Fired BP chair disputes oil company’s claims of poor conduct | BP


The ousted chair of BP, Albert Manifold, has accused the oil company of firing him without warning and disputed reports about his conduct, amid the latest boardroom turmoil to rock the company.

In an emailed statement, Manifold said he was “removed without warning and without explanation” by the FTSE 100 company.

The former chair added: “I dispute entirely the characterisation of my conduct and I will not allow a false narrative to go unchallenged.”

BP announced Manifold’s departure with immediate effect on Tuesday after less than a year in the role, expressing serious concerns ​about his governance standards, oversight and conduct.

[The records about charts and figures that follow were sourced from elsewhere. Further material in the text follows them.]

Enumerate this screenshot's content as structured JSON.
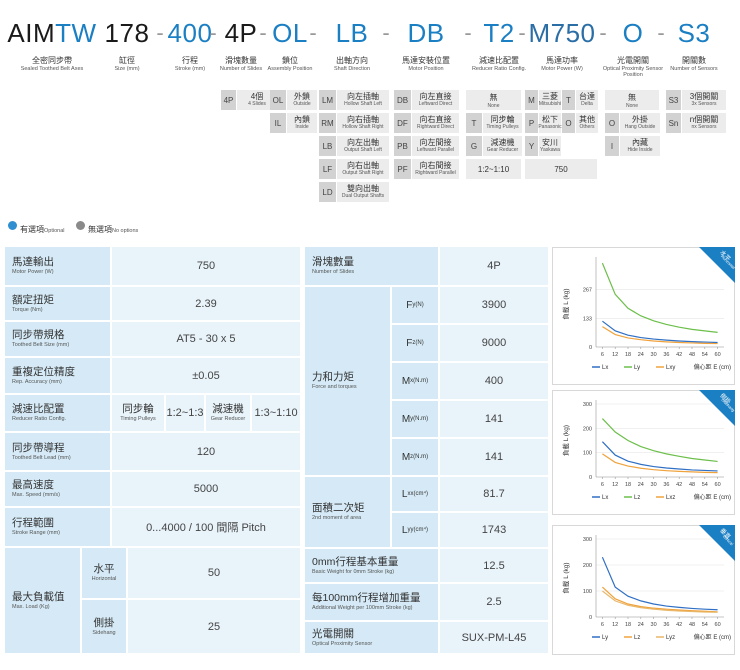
{
  "header": {
    "separator": "-",
    "segments": [
      {
        "code": "AIM",
        "code_suffix": "TW",
        "code_color": "#1a1a1a",
        "suffix_color": "#1b7fc3",
        "label": "全密同步帶",
        "label_en": "Sealed Toothed Belt Axes"
      },
      {
        "code": "178",
        "code_color": "#1a1a1a",
        "label": "缸徑",
        "label_en": "Size (mm)"
      },
      {
        "code": "400",
        "code_color": "#1b7fc3",
        "label": "行程",
        "label_en": "Stroke (mm)"
      },
      {
        "code": "4P",
        "code_color": "#1a1a1a",
        "label": "滑塊數量",
        "label_en": "Number of Slides",
        "options": [
          {
            "code": "4P",
            "label": "4個",
            "label_en": "4 Slides"
          }
        ]
      },
      {
        "code": "OL",
        "code_color": "#1b7fc3",
        "label": "鎖位",
        "label_en": "Assembly Position",
        "options": [
          {
            "code": "OL",
            "label": "外鎖",
            "label_en": "Outside"
          },
          {
            "code": "IL",
            "label": "內鎖",
            "label_en": "Inside"
          }
        ]
      },
      {
        "code": "LB",
        "code_color": "#1b7fc3",
        "label": "出軸方向",
        "label_en": "Shaft Direction",
        "options": [
          {
            "code": "LM",
            "label": "向左插軸",
            "label_en": "Hollow Shaft Left"
          },
          {
            "code": "RM",
            "label": "向右插軸",
            "label_en": "Hollow Shaft Right"
          },
          {
            "code": "LB",
            "label": "向左出軸",
            "label_en": "Output Shaft Left"
          },
          {
            "code": "LF",
            "label": "向右出軸",
            "label_en": "Output Shaft Right"
          },
          {
            "code": "LD",
            "label": "雙向出軸",
            "label_en": "Dual Output Shafts"
          }
        ]
      },
      {
        "code": "DB",
        "code_color": "#1b7fc3",
        "label": "馬達安裝位置",
        "label_en": "Motor Position",
        "options": [
          {
            "code": "DB",
            "label": "向左直接",
            "label_en": "Leftward Direct"
          },
          {
            "code": "DF",
            "label": "向右直接",
            "label_en": "Rightward Direct"
          },
          {
            "code": "PB",
            "label": "向左間接",
            "label_en": "Leftward Parallel"
          },
          {
            "code": "PF",
            "label": "向右間接",
            "label_en": "Rightward Parallel"
          }
        ]
      },
      {
        "code": "T2",
        "code_color": "#1b7fc3",
        "label": "減速比配置",
        "label_en": "Reducer Ratio Config.",
        "options": [
          {
            "label": "無",
            "label_en": "None"
          },
          {
            "code": "T",
            "label": "同步輪",
            "label_en": "Timing Pulleys"
          },
          {
            "code": "G",
            "label": "減速機",
            "label_en": "Gear Reducer"
          },
          {
            "label": "1:2~1:10"
          }
        ]
      },
      {
        "code": "M750",
        "code_color": "#2b6ea6",
        "label": "馬達功率",
        "label_en": "Motor Power (W)",
        "options": [
          {
            "code": "M",
            "label": "三菱",
            "label_en": "Mitsubishi"
          },
          {
            "code": "T",
            "label": "台達",
            "label_en": "Delta"
          },
          {
            "code": "P",
            "label": "松下",
            "label_en": "Panasonic"
          },
          {
            "code": "O",
            "label": "其他",
            "label_en": "Others"
          },
          {
            "code": "Y",
            "label": "安川",
            "label_en": "Yaskawa"
          },
          {
            "label": "750"
          }
        ]
      },
      {
        "code": "O",
        "code_color": "#1b7fc3",
        "label": "光電開關",
        "label_en": "Optical Proximity Sensor Position",
        "options": [
          {
            "label": "無",
            "label_en": "None"
          },
          {
            "code": "O",
            "label": "外掛",
            "label_en": "Hang Outside"
          },
          {
            "code": "I",
            "label": "內藏",
            "label_en": "Hide Inside"
          }
        ]
      },
      {
        "code": "S3",
        "code_color": "#1b7fc3",
        "label": "開關數",
        "label_en": "Number of Sensors",
        "options": [
          {
            "code": "S3",
            "label": "3個開關",
            "label_en": "3x Sensors"
          },
          {
            "code": "Sn",
            "label": "n個開關",
            "label_en": "nx Sensors"
          }
        ]
      }
    ]
  },
  "legend": [
    {
      "label": "有選項",
      "label_en": "Optional"
    },
    {
      "label": "無選項",
      "label_en": "No options"
    }
  ],
  "spec_table": {
    "rows": [
      {
        "label": "馬達輸出",
        "label_en": "Motor Power (W)",
        "value": 750
      },
      {
        "label": "額定扭矩",
        "label_en": "Torque (Nm)",
        "value": 2.39
      },
      {
        "label": "同步帶規格",
        "label_en": "Toothed Belt Size (mm)",
        "value": "AT5 - 30 x 5"
      },
      {
        "label": "重複定位精度",
        "label_en": "Rep. Accuracy (mm)",
        "value": "±0.05"
      },
      {
        "label": "減速比配置",
        "label_en": "Reducer Ratio Config.",
        "options": [
          {
            "label": "同步輪",
            "label_en": "Timing Pulleys",
            "value": "1:2~1:3"
          },
          {
            "label": "減速機",
            "label_en": "Gear Reducer",
            "value": "1:3~1:10"
          }
        ]
      },
      {
        "label": "同步帶導程",
        "label_en": "Toothed Belt Lead (mm)",
        "value": 120
      },
      {
        "label": "最高速度",
        "label_en": "Max. Speed (mm/s)",
        "value": 5000
      },
      {
        "label": "行程範圍",
        "label_en": "Stroke Range (mm)",
        "value": "0...4000 / 100 間隔 Pitch"
      },
      {
        "label": "最大負載值",
        "label_en": "Max. Load (Kg)",
        "sub_rows": [
          {
            "label": "水平",
            "label_en": "Horizontal",
            "value": 50
          },
          {
            "label": "側掛",
            "label_en": "Sidehang",
            "value": 25
          }
        ]
      }
    ]
  },
  "spec_table_2": {
    "rows": [
      {
        "label": "滑塊數量",
        "label_en": "Number of Slides",
        "value": "4P"
      },
      {
        "label": "力和力矩",
        "label_en": "Force and torques",
        "items": [
          {
            "symbol": "F",
            "sub": "y",
            "unit": "(N)",
            "value": 3900
          },
          {
            "symbol": "F",
            "sub": "z",
            "unit": "(N)",
            "value": 9000
          },
          {
            "symbol": "M",
            "sub": "x",
            "unit": "(N.m)",
            "value": 400
          },
          {
            "symbol": "M",
            "sub": "y",
            "unit": "(N.m)",
            "value": 141
          },
          {
            "symbol": "M",
            "sub": "z",
            "unit": "(N.m)",
            "value": 141
          }
        ]
      },
      {
        "label": "面積二次矩",
        "label_en": "2nd moment of area",
        "items": [
          {
            "symbol": "L",
            "sub": "xx",
            "unit": "(cm⁴)",
            "value": 81.7
          },
          {
            "symbol": "L",
            "sub": "yy",
            "unit": "(cm⁴)",
            "value": 1743
          }
        ]
      },
      {
        "label": "0mm行程基本重量",
        "label_en": "Basic Weight for 0mm Stroke (kg)",
        "value": 12.5
      },
      {
        "label": "每100mm行程增加重量",
        "label_en": "Additional Weight per 100mm Stroke (kg)",
        "value": 2.5
      },
      {
        "label": "光電開關",
        "label_en": "Optical Proximity Sensor",
        "value": "SUX-PM-L45"
      }
    ]
  },
  "charts": [
    {
      "type": "line",
      "badge": "水平",
      "badge_en": "Horizontal",
      "y_label": "負載 L (kg)",
      "x_label": "偏心距 E (cm)",
      "x": [
        6,
        12,
        18,
        24,
        30,
        36,
        42,
        48,
        54,
        60
      ],
      "xlim": [
        3,
        63
      ],
      "xticks": [
        6,
        12,
        18,
        24,
        30,
        36,
        42,
        48,
        54,
        60
      ],
      "ylim": [
        0,
        400
      ],
      "yticks": [
        0,
        133,
        267
      ],
      "series": [
        {
          "name": "Lx",
          "color": "#2f6fc4",
          "values": [
            120,
            75,
            55,
            44,
            37,
            32,
            28,
            25,
            23,
            21
          ]
        },
        {
          "name": "Ly",
          "color": "#6cbf4a",
          "values": [
            390,
            245,
            180,
            145,
            122,
            105,
            92,
            82,
            75,
            68
          ]
        },
        {
          "name": "Lxy",
          "color": "#f0a23c",
          "values": [
            95,
            58,
            42,
            34,
            28,
            24,
            21,
            19,
            17,
            16
          ]
        }
      ]
    },
    {
      "type": "line",
      "badge": "側掛",
      "badge_en": "Sidehang",
      "y_label": "負載 L (kg)",
      "x_label": "偏心距 E (cm)",
      "x": [
        6,
        12,
        18,
        24,
        30,
        36,
        42,
        48,
        54,
        60
      ],
      "xlim": [
        3,
        63
      ],
      "xticks": [
        6,
        12,
        18,
        24,
        30,
        36,
        42,
        48,
        54,
        60
      ],
      "ylim": [
        0,
        300
      ],
      "yticks": [
        0,
        100,
        200,
        300
      ],
      "series": [
        {
          "name": "Lx",
          "color": "#2f6fc4",
          "values": [
            145,
            90,
            65,
            52,
            43,
            37,
            33,
            29,
            27,
            25
          ]
        },
        {
          "name": "Lz",
          "color": "#6cbf4a",
          "values": [
            240,
            185,
            150,
            125,
            108,
            95,
            85,
            76,
            70,
            64
          ]
        },
        {
          "name": "Lxz",
          "color": "#f0a23c",
          "values": [
            95,
            60,
            45,
            36,
            30,
            26,
            23,
            21,
            19,
            18
          ]
        }
      ]
    },
    {
      "type": "line",
      "badge": "垂直",
      "badge_en": "Vertical",
      "y_label": "負載 L (kg)",
      "x_label": "偏心距 E (cm)",
      "x": [
        6,
        12,
        18,
        24,
        30,
        36,
        42,
        48,
        54,
        60
      ],
      "xlim": [
        3,
        63
      ],
      "xticks": [
        6,
        12,
        18,
        24,
        30,
        36,
        42,
        48,
        54,
        60
      ],
      "ylim": [
        0,
        300
      ],
      "yticks": [
        0,
        100,
        200,
        300
      ],
      "series": [
        {
          "name": "Ly",
          "color": "#2f6fc4",
          "values": [
            230,
            115,
            80,
            62,
            50,
            42,
            37,
            33,
            30,
            28
          ]
        },
        {
          "name": "Lz",
          "color": "#f0a23c",
          "values": [
            115,
            70,
            50,
            40,
            34,
            30,
            27,
            24,
            22,
            20
          ]
        },
        {
          "name": "Lyz",
          "color": "#e8b86a",
          "values": [
            100,
            62,
            45,
            36,
            30,
            26,
            23,
            21,
            19,
            18
          ]
        }
      ]
    }
  ]
}
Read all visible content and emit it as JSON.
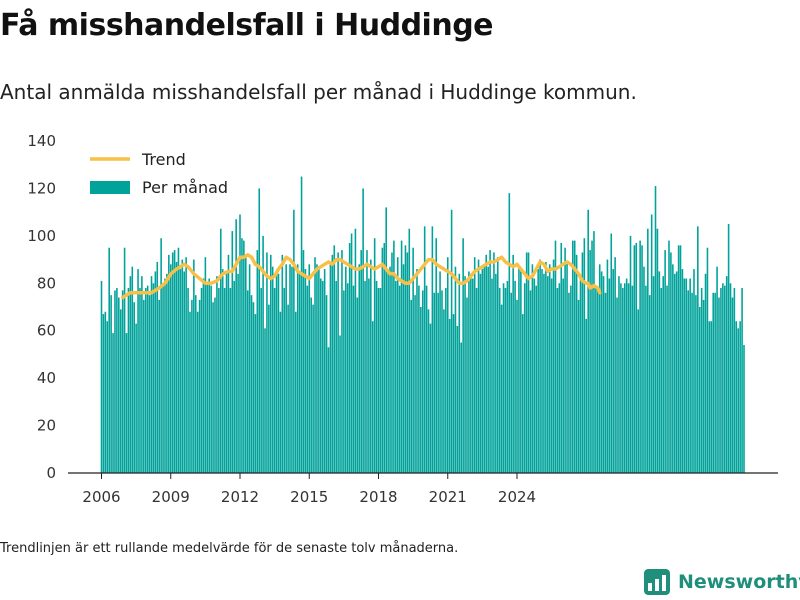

Manifold’s behaviour with different colleagues across the company was described as aggressive, according to reports. Reuters reported that the board received enough information after a whistleblower report to determine a pattern of unacceptable behaviour, according to a source.

The Financial Times reported that senior colleagues felt belittled by Manifold, while he was also seen as trying to exert control as if he were an executive rather than a chair.

Manifold was appointed as BP’s chair in October 2025, after serving as chief executive of the Irish building materials company CRH.

He was tasked with overseeing the continued change in the oil company’s strategy, to refocus on fossil fuel extraction and ditch renewable energy investments after the company’s abandoned attempt to reinvent itself as a net zero energy company under the former chair Helge Lund. Lund was pushed out by investor pressure, including from the US hedge fund Elliott Advisors.

Manifold wasted little time on arrival at BP in ousting the chief executive, Murray Auchincloss, after less than two years in the role, and hired a former ExxonMobil executive, Meg O’Neill in December.

O’Neill, who most recently served as the head of the Australian oil company Woodside Energy, joined BP at the start of April. O’Neill is BP’s fifth chief executive since 2020 and is expected to accelerate the company’s shift away from renewables.

Manifold said in his statement that he “worked to drive genuine change at BP – cutting costs, challenging excess, and holding the organisation to higher standards” and added the board had “acknowledged the focus and pace” he brought.

BP signalled on Tuesday it would continue the strategy after Manifold’s departure, as it begins its search for its third chair in two years.

The board member Ian Tyler, a former chief executive of the FTSE 250 infrastructure group Balfour Beatty, has been appointed as the interim chair while a search for a permanent replacement takes place.

BP’s share price slid further on Wednesday morning, after closing down 4% on Tuesday after the announcement of Manifold’s departure.

Rich McDonald, a financial markets presenter at the investing and trading platform IG, said Manifold’s firing represented “another leadership shock at one of Britain’s most important companies”, prompting the question “whether BP is becoming increasingly ungovernable”.